Desprendernos de la propaganda,
de las promesas, de los dislates y todo lo que lleva consigo el tiempo en curso
de campaña electoral. Tomar distancia y enfocar temáticas ineludibles que
fortalezcan la viabilidad del Estado, independientemente de los candidatos y de
los partidos. Es un ejercicio de opinión y desintoxicación para que la lucha
por el poder no termine destruyendo al país.
Hablemos del orden de derechos
que le pertenecen en común a los ciudadanos. Un orden que se reacomodó desde
1983 con una prioridad implícita y que con el tiempo se fue haciendo evidente,
poner a los derechos de propiedad en la cúspide de un orden identificado con el
libre mercado. Una centralidad que han asumido sucesivos gobiernos desde ese
entonces, no sostenible por sí misma sin el apuntalamiento de los derechos
político electorales y de libre expresión de las ideas.
El reacomodo está culminando su
ciclo y el furor de los derechos de propiedad nos ha puesto en el siglo XIX. La
protesta social ha iniciado con nuevos actores y medios, en consonancia con el
tiempo de las telecomunicaciones, distinto al que se dio con la locomotora y el
despegue industrial. No es suficiente el vigor de la democracia electoral y de
libertad de prensa pues el derecho de propiedad ha lesionado severamente otros
derechos: a la alimentación, educación,
salud y los relacionados al medio ambiente.

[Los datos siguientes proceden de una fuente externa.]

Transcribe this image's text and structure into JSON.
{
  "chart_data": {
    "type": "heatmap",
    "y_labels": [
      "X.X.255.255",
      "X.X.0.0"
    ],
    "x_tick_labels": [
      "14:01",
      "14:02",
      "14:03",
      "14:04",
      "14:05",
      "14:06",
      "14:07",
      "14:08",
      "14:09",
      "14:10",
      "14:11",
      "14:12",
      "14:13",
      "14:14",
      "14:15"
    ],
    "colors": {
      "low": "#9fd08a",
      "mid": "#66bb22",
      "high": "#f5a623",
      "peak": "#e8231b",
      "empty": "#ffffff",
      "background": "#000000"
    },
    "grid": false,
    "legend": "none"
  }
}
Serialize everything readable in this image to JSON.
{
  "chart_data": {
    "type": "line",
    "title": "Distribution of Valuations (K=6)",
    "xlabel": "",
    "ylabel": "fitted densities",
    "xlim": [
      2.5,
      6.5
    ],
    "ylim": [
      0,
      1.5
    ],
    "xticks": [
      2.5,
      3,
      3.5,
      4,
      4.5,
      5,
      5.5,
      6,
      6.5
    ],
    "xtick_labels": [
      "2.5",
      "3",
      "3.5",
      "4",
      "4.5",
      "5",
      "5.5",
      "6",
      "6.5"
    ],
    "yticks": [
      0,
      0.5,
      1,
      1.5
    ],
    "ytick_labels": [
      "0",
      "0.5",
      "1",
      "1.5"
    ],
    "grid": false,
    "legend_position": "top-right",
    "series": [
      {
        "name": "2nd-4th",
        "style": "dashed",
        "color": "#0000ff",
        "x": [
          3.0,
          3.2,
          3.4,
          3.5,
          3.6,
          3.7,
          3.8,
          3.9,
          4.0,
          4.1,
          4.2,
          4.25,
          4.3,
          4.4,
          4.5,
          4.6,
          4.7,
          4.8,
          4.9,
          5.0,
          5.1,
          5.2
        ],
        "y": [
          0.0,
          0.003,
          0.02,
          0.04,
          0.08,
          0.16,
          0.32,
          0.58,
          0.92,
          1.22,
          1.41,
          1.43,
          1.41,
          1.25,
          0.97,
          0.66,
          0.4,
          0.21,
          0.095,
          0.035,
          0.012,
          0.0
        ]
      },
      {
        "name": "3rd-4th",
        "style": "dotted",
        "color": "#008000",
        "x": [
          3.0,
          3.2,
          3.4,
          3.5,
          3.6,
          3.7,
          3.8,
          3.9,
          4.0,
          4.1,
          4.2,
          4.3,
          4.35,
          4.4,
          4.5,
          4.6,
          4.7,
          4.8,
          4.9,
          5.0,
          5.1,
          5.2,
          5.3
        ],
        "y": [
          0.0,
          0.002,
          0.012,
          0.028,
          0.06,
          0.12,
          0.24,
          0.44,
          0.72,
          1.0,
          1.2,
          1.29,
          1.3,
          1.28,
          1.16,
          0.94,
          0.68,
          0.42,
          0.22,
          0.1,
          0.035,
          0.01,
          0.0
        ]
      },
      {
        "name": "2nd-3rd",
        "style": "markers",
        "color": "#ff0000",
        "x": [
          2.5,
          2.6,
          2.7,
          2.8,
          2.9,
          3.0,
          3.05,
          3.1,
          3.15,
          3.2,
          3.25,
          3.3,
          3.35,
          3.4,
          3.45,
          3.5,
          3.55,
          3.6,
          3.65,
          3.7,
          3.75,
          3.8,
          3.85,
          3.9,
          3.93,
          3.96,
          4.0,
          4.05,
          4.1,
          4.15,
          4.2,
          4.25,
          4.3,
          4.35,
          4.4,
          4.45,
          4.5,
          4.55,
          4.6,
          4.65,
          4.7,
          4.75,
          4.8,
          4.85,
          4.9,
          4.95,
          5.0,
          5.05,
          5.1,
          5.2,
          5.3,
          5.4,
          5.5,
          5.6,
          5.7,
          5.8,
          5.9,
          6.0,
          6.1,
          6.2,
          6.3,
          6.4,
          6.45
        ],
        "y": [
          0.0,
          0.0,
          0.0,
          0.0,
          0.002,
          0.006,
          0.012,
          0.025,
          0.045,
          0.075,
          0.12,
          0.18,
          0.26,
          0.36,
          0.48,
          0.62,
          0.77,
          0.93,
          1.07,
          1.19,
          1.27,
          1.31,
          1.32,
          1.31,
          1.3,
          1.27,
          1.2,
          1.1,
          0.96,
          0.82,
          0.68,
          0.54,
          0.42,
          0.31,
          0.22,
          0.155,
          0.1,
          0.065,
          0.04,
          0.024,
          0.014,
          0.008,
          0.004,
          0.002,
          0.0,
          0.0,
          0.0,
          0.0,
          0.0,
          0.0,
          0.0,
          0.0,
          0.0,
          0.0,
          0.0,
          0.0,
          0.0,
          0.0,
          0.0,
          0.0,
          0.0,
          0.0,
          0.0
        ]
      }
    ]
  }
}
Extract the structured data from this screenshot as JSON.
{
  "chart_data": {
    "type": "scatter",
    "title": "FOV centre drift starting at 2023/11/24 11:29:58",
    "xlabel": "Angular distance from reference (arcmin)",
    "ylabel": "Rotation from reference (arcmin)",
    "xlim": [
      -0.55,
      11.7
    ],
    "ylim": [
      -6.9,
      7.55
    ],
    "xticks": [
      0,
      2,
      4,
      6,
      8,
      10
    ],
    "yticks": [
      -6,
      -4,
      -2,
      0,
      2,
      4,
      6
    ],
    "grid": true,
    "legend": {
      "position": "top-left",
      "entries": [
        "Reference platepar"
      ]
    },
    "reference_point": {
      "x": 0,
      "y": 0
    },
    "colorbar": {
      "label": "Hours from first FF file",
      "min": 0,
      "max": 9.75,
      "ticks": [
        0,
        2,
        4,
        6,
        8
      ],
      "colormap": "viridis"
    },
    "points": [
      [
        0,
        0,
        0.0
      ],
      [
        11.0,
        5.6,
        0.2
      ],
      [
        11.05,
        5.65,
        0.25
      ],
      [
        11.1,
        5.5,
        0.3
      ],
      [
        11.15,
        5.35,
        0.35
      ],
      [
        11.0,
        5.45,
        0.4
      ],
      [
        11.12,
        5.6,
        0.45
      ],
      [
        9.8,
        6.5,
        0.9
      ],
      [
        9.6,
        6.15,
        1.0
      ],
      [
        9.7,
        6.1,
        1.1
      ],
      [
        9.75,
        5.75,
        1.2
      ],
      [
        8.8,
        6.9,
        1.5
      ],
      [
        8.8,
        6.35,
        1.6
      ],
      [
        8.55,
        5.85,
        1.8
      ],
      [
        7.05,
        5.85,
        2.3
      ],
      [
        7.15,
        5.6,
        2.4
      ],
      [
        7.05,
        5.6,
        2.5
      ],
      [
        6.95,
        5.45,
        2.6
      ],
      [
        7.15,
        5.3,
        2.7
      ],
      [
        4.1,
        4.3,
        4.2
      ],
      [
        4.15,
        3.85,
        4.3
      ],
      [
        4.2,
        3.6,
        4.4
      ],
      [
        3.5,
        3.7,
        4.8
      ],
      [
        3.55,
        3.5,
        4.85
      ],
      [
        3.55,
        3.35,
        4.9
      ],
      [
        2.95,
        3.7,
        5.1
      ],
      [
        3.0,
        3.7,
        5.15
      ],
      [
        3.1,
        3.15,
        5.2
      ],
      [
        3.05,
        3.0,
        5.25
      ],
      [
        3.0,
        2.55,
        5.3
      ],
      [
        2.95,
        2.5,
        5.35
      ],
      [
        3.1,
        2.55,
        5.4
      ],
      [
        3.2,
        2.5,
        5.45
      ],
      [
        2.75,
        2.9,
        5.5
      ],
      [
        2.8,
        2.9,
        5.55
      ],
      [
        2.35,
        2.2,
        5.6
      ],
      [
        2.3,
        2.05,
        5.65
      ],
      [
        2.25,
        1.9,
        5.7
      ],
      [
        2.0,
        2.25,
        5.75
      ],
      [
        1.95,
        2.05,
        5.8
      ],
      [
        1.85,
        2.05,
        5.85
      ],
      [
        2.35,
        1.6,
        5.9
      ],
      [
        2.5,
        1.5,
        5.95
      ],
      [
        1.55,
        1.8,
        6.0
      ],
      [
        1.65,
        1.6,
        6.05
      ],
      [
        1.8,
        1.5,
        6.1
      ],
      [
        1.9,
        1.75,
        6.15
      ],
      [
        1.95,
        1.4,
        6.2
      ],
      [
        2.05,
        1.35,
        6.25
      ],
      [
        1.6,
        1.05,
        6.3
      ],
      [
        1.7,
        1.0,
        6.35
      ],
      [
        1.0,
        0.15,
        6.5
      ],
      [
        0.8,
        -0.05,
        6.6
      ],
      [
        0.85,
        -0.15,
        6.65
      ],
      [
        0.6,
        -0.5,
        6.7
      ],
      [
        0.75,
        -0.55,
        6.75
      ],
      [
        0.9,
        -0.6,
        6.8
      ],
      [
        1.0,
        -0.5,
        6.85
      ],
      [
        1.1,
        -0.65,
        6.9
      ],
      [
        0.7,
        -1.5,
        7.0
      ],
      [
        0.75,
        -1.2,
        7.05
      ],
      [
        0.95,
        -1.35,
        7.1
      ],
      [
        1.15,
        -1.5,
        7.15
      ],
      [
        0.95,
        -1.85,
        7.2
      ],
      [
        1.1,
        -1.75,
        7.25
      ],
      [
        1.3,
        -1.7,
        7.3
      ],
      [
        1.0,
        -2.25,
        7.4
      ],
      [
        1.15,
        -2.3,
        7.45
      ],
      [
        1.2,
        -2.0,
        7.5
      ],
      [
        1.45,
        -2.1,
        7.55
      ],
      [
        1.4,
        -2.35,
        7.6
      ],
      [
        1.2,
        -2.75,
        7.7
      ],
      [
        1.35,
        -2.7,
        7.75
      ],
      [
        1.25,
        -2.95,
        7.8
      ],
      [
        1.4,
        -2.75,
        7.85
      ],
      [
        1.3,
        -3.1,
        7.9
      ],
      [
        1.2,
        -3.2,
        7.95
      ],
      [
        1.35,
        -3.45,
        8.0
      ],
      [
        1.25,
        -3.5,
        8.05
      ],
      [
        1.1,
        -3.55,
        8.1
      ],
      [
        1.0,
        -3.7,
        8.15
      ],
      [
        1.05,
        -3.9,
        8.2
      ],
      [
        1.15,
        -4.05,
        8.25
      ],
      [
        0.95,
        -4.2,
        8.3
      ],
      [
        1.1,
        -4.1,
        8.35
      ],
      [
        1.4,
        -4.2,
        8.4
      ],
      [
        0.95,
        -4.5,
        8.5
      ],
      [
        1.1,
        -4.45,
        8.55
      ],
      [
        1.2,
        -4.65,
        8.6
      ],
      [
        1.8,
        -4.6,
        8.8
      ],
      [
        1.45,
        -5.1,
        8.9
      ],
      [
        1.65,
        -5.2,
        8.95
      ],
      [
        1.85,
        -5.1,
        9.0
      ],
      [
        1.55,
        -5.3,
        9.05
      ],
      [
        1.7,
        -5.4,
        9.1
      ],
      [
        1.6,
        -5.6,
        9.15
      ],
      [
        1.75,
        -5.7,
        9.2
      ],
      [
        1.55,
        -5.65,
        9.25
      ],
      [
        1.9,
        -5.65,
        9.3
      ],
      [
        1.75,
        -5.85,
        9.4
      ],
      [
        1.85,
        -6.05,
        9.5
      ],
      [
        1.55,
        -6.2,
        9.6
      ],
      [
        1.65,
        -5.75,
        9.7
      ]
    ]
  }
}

Postular que los derechos de
propiedad son la prioridad ha tenido consecuencia directa en el achicamiento de
los derechos agrarios, la propiedad social de ejidos y comunidades, en el
encarecimiento de los bienes y servicios ofrecidos por el sector público (la
industria paraestatal) la modificación del régimen de pensiones y el inconcluso
proceso de destrucción del derecho laboral vigente todavía.
Poner al mercado como el
ordenador de la vida nacional es un absurdo pues sus parámetros no son caseros,
responden al proceso de globalización que no rinde cuentas al Estado Nación. Su
dinámica depredadora produce y acumula riquezas a cambio de crear más
desposeídos, precarizando el trabajo, sobreexplotando hasta su extinción los
recursos naturales.
Se cumplen treinta años en la
adopción del actual orden, que gracias a la arquitectura constitucional se ha
podido desplegar no sin el efecto de hacerla inhabitable. La discusión no se
entiende como una propuesta de aniquilación del derecho de propiedad sino su
ajuste y armonización con el conjunto de derechos que nos asisten como
mexicanos. No se puede mantener la convivencia cuando el derecho de propiedad
exaltado arrastra tras de sí la corrupción y la delincuencia que son el gemelo
malo de la propiedad privada. Por ese
camino se desvía y confina el servicio del Estado al de policía y constructor
de albergues penitenciarios. Algo no marcha bien cuando se quieren solucionar
las cosas robusteciendo las capacidades punitivas del Estado sobre las
preventivas y formativas.
Una
desorientación adicional del actual orden es el sobredimensionamiento de los “derechos
religiosos”. Un terreno tan subjetivo, tan personal y que ya está garantizado
adquiere un lugar cercano al fundamentalismo. En México las creencias
religiosas ni están a debate, ni están impugnadas, el problema es convertirlas
en bandera como lo hace la Iglesia católica, de ahí al fundamentalismo, la
intolerancia y el terrorismo ya no hay distancia. Baste mirar a las repúblicas
islámicas para ser más cautelosos. Se puede discutir filosóficamente la
creación del mundo por la mano de Dios, pero a las iglesias las creó el hombre,
son una creación social. Dios nunca dijo hágase la Iglesia.
Un debate de Estado no es a
destiempo, aunque en su momento no lo haya estimado Miguel De la Madrid, pero
sí Jorge Carpizo, que en paz descansan.